The device’s high-sensitivity BNNTs/polydimethylsiloxane composite enables precise and dynamic knee motion signal detection, while the lightweight neural network processes complex signals for accurate torque, angle, and load estimation, providing reliable data for joint health assessment. Image courtesy of the researchers.
Researchers from the University of Oxford and University College London have collaborated on the development of an artificial intelligence (AI)–enabled piezoelectric wearable device for accurate joint torque sensing, leveraging the unique properties of boron nitride nanotubes (BNNTs).

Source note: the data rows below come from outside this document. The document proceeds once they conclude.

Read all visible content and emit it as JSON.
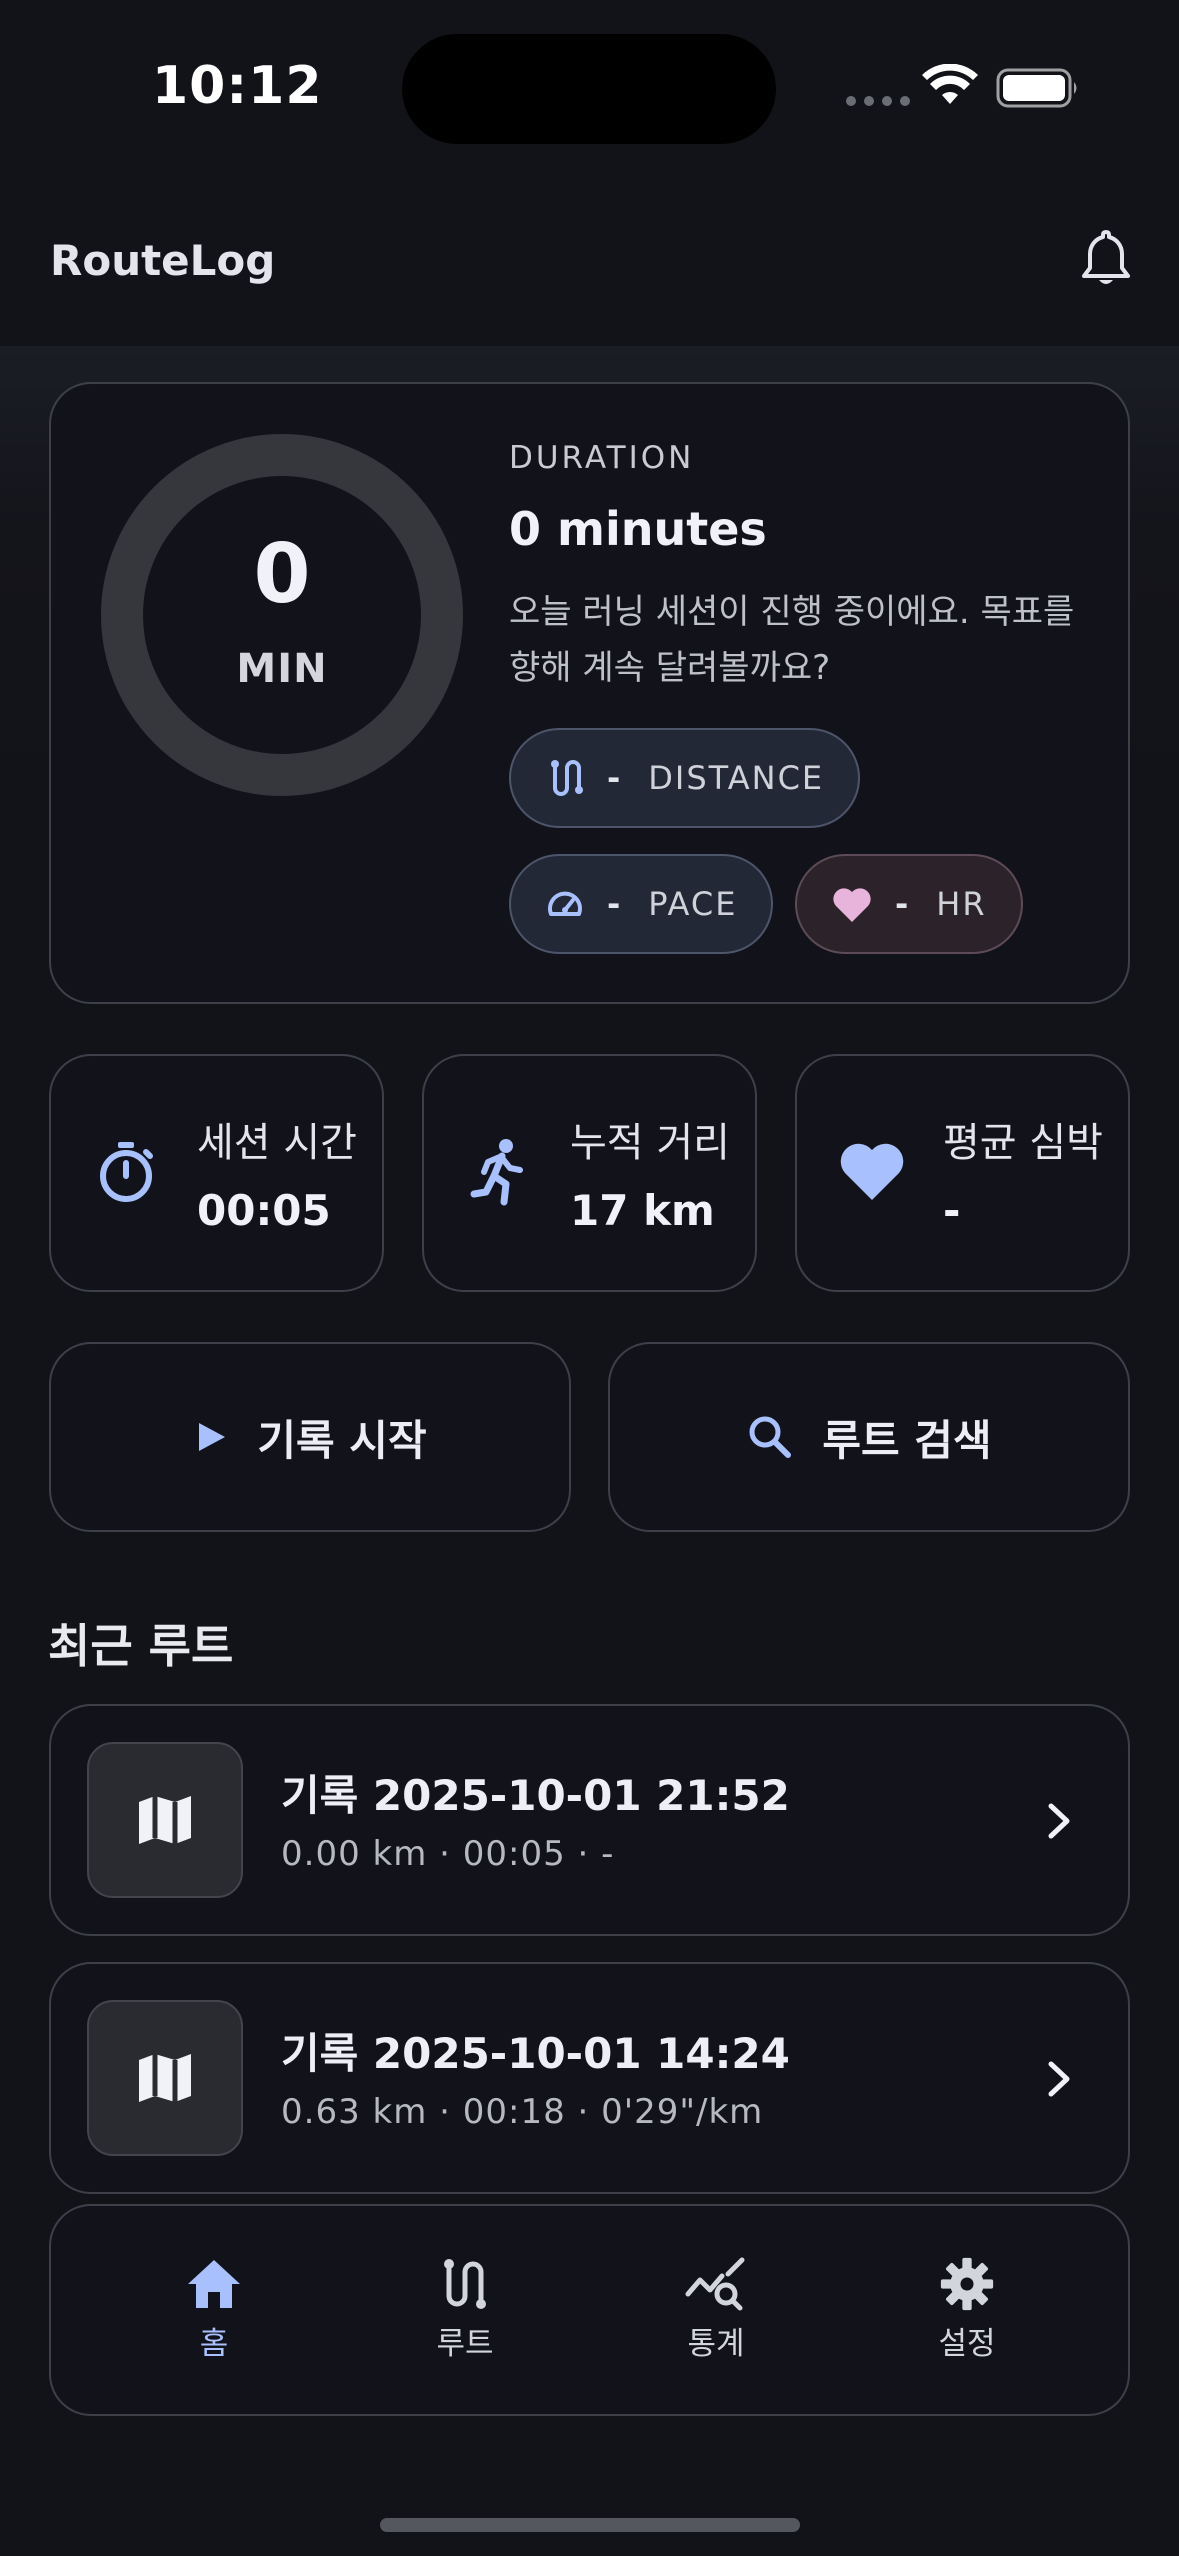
{
  "status_bar": {
    "time": "10:12"
  },
  "app_bar": {
    "title": "RouteLog"
  },
  "hero": {
    "ring_value": "0",
    "ring_unit": "MIN",
    "duration_label": "DURATION",
    "duration_value": "0 minutes",
    "description": "오늘 러닝 세션이 진행 중이에요. 목표를 향해 계속 달려볼까요?",
    "chips": [
      {
        "value": "-",
        "label": "DISTANCE",
        "icon": "route-icon"
      },
      {
        "value": "-",
        "label": "PACE",
        "icon": "speedometer-icon"
      },
      {
        "value": "-",
        "label": "HR",
        "icon": "heart-icon"
      }
    ]
  },
  "stats": [
    {
      "label": "세션 시간",
      "value": "00:05",
      "icon": "stopwatch-icon"
    },
    {
      "label": "누적 거리",
      "value": "17 km",
      "icon": "running-icon"
    },
    {
      "label": "평균 심박",
      "value": "-",
      "icon": "heart-icon"
    }
  ],
  "actions": {
    "start_label": "기록 시작",
    "search_label": "루트 검색"
  },
  "recent": {
    "title": "최근 루트",
    "routes": [
      {
        "title": "기록 2025-10-01 21:52",
        "meta": "0.00 km · 00:05 · -"
      },
      {
        "title": "기록 2025-10-01 14:24",
        "meta": "0.63 km · 00:18 · 0'29\"/km"
      }
    ]
  },
  "nav": {
    "items": [
      {
        "label": "홈",
        "icon": "home-icon",
        "active": true
      },
      {
        "label": "루트",
        "icon": "route-icon",
        "active": false
      },
      {
        "label": "통계",
        "icon": "stats-search-icon",
        "active": false
      },
      {
        "label": "설정",
        "icon": "gear-icon",
        "active": false
      }
    ]
  },
  "colors": {
    "background": "#121318",
    "accent": "#A9C0FF",
    "accent_pink": "#E8B4DC",
    "ring_track": "#35373d",
    "card_border": "#3d4049"
  }
}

This new wearable device offers a portable, non-invasive solution for continuous joint torque monitoring, crucial for evaluating joint health, guiding interventions, and monitoring rehabilitation progress. The device’s high-sensitivity BNNTs/polydimethylsiloxane composite enables precise and dynamic knee motion signal detection, while the lightweight neural network processes complex signals for accurate torque, angle, and load estimation, providing reliable data for joint health assessment. The compatibility of the materials and design with low-power, resource-limited settings makes this wearable device a cost-effective and accessible solution for diverse populations across regions with varying levels of development, potentially revolutionizing joint health monitoring on a global scale.

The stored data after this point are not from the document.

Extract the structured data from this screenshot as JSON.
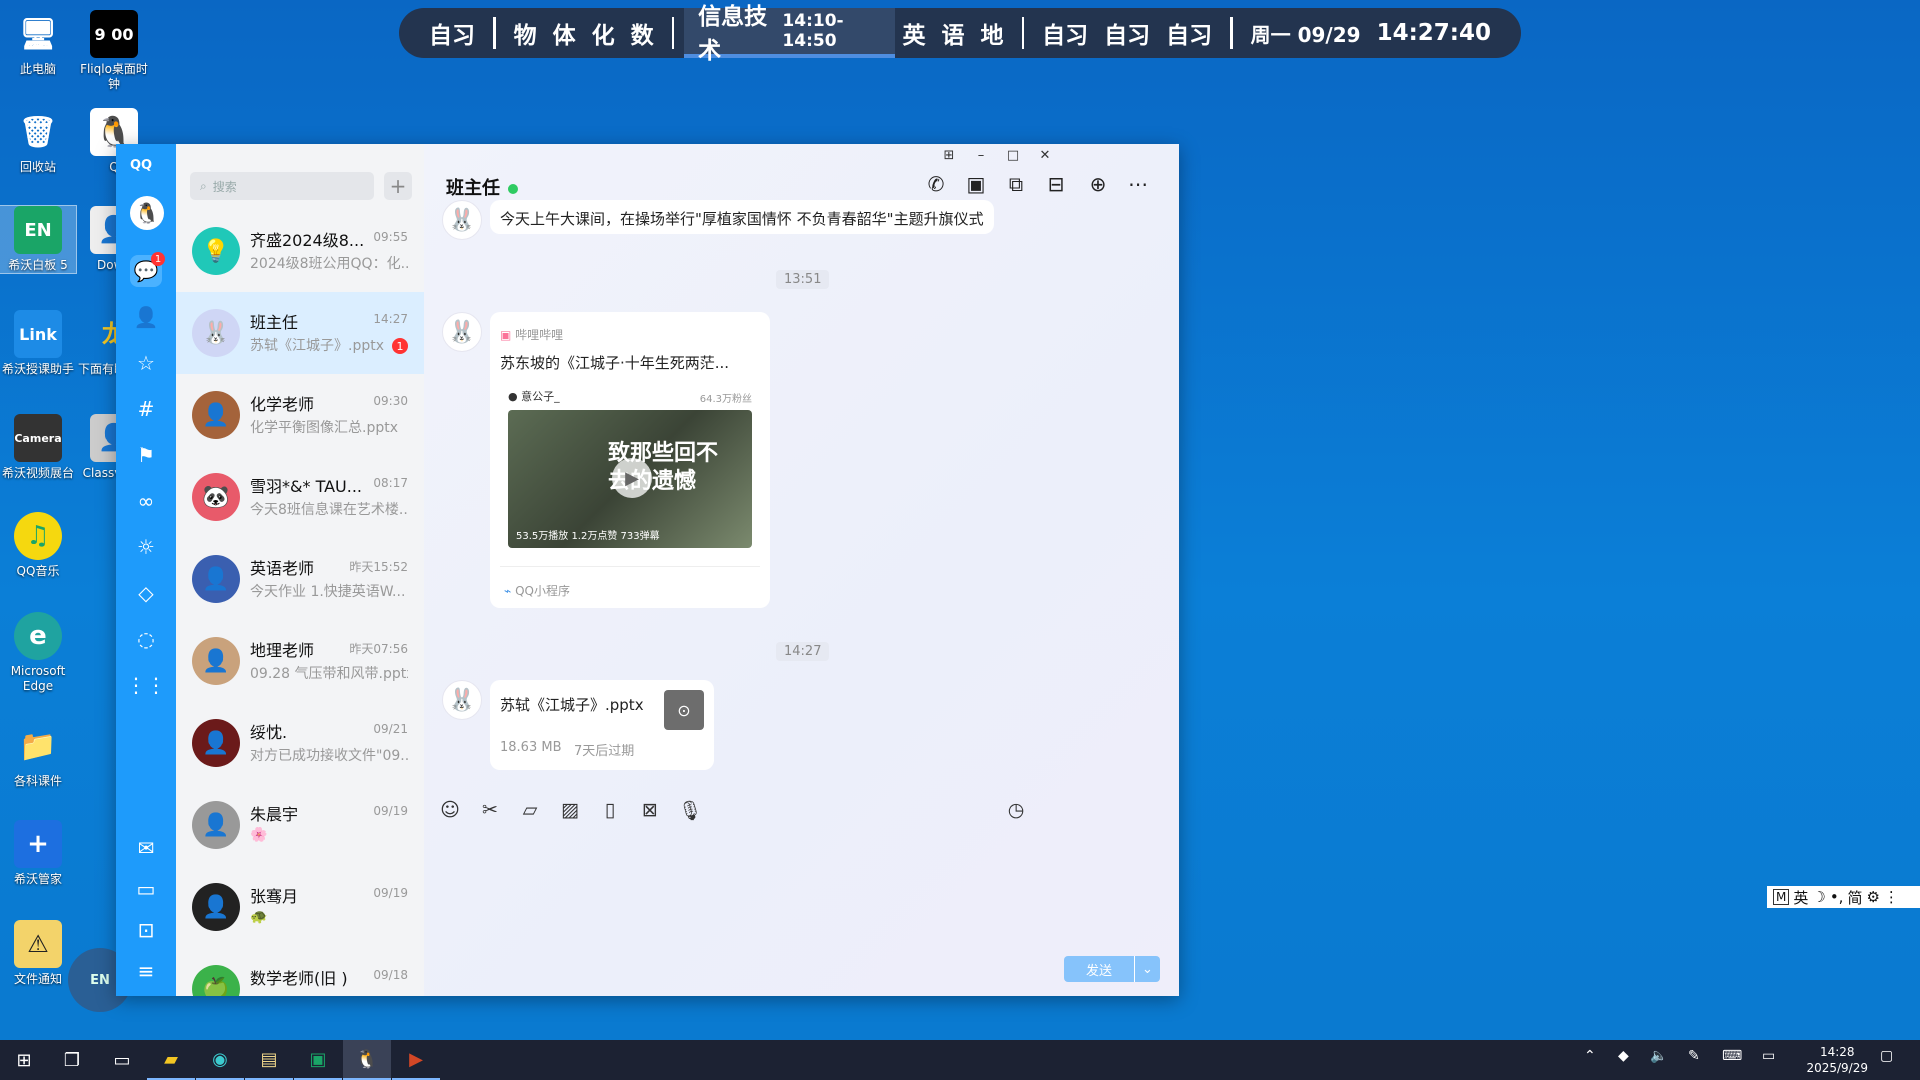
{
  "desktop": {
    "icons": [
      {
        "label": "此电脑",
        "glyph": "🖥"
      },
      {
        "label": "Fliqlo桌面时钟",
        "glyph": "9 00"
      },
      {
        "label": "回收站",
        "glyph": "🗑"
      },
      {
        "label": "Q",
        "glyph": "🐧"
      },
      {
        "label": "希沃白板 5",
        "glyph": "EN"
      },
      {
        "label": "Down",
        "glyph": "👤"
      },
      {
        "label": "希沃授课助手",
        "glyph": "Link"
      },
      {
        "label": "下面有盯着你",
        "glyph": "龙"
      },
      {
        "label": "希沃视频展台",
        "glyph": "Camera"
      },
      {
        "label": "Classv作业",
        "glyph": "👤"
      },
      {
        "label": "QQ音乐",
        "glyph": "♫"
      },
      {
        "label": "Microsoft Edge",
        "glyph": "e"
      },
      {
        "label": "各科课件",
        "glyph": "📁"
      },
      {
        "label": "希沃管家",
        "glyph": "+"
      },
      {
        "label": "文件通知",
        "glyph": "⚠"
      }
    ]
  },
  "schedule": {
    "items": [
      "自习",
      "物",
      "体",
      "化",
      "数",
      "英",
      "语",
      "地",
      "自习",
      "自习",
      "自习"
    ],
    "current": "信息技术",
    "current_time": "14:10-14:50",
    "date": "周一 09/29",
    "clock": "14:27:40"
  },
  "qq": {
    "logo": "QQ",
    "rail_badge": "1",
    "search_placeholder": "搜索",
    "conversations": [
      {
        "name": "齐盛2024级8...",
        "time": "09:55",
        "preview": "2024级8班公用QQ：化...",
        "color": "#20c8b8",
        "glyph": "💡"
      },
      {
        "name": "班主任",
        "time": "14:27",
        "preview": "苏轼《江城子》.pptx",
        "unread": "1",
        "color": "#cfd6f5",
        "glyph": "🐰"
      },
      {
        "name": "化学老师",
        "time": "09:30",
        "preview": "化学平衡图像汇总.pptx",
        "color": "#a4633b",
        "glyph": "👤"
      },
      {
        "name": "雪羽*&* TAU...",
        "time": "08:17",
        "preview": "今天8班信息课在艺术楼...",
        "color": "#e85a6a",
        "glyph": "🐼"
      },
      {
        "name": "英语老师",
        "time": "昨天15:52",
        "preview": "今天作业 1.快捷英语W...",
        "color": "#3a5fb0",
        "glyph": "👤"
      },
      {
        "name": "地理老师",
        "time": "昨天07:56",
        "preview": "09.28 气压带和风带.pptx",
        "color": "#c9a27c",
        "glyph": "👤"
      },
      {
        "name": "绥忱.",
        "time": "09/21",
        "preview": "对方已成功接收文件\"09...",
        "color": "#6b1a1a",
        "glyph": "👤"
      },
      {
        "name": "朱晨宇",
        "time": "09/19",
        "preview": "🌸",
        "color": "#999",
        "glyph": "👤"
      },
      {
        "name": "张骞月",
        "time": "09/19",
        "preview": "🐢",
        "color": "#222",
        "glyph": "👤"
      },
      {
        "name": "数学老师(旧 )",
        "time": "09/18",
        "preview": "",
        "color": "#3bb24a",
        "glyph": "🍏"
      }
    ],
    "chat": {
      "title": "班主任",
      "msg1": "今天上午大课间，在操场举行\"厚植家国情怀 不负青春韶华\"主题升旗仪式",
      "stamp1": "13:51",
      "card_source": "哔哩哔哩",
      "card_title": "苏东坡的《江城子·十年生死两茫...",
      "card_uploader": "意公子_",
      "card_fans": "64.3万粉丝",
      "card_stats": "53.5万播放  1.2万点赞  733弹幕",
      "card_overlay": "致那些回不去的遗憾",
      "card_app": "QQ小程序",
      "stamp2": "14:27",
      "file_name": "苏轼《江城子》.pptx",
      "file_size": "18.63 MB",
      "file_expire": "7天后过期",
      "send": "发送"
    }
  },
  "ime": {
    "items": [
      "M",
      "英",
      "☽",
      "•,",
      "简",
      "⚙",
      "⋮"
    ]
  },
  "taskbar": {
    "time": "14:28",
    "date": "2025/9/29"
  }
}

The wearable device employs an inverse-designed structure with a negative Poisson’s ratio, precisely matched to the biomechanics of the knee joint. This design ensures optimal biomechanical compatibility, enhancing motion tracking fidelity and enabling detailed sensing of complex loading conditions during knee movements. The integration of a lightweight on-device artificial neural network allows for real-time processing and analysis of the complex piezoelectric signals generated during movement. The AI algorithm accurately extracts targeted signals and maps them to corresponding physical characteristics, such as torque, angle, and loading, providing valuable insights into joint health.
By providing real-time, continuous torque assessment and risk assessment of joint injury, the device can play a crucial role in rehabilitation programs, ensuring safe and effective recovery. It can also help in preventing injuries by alerting users to potentially harmful joint movements or excessive torque.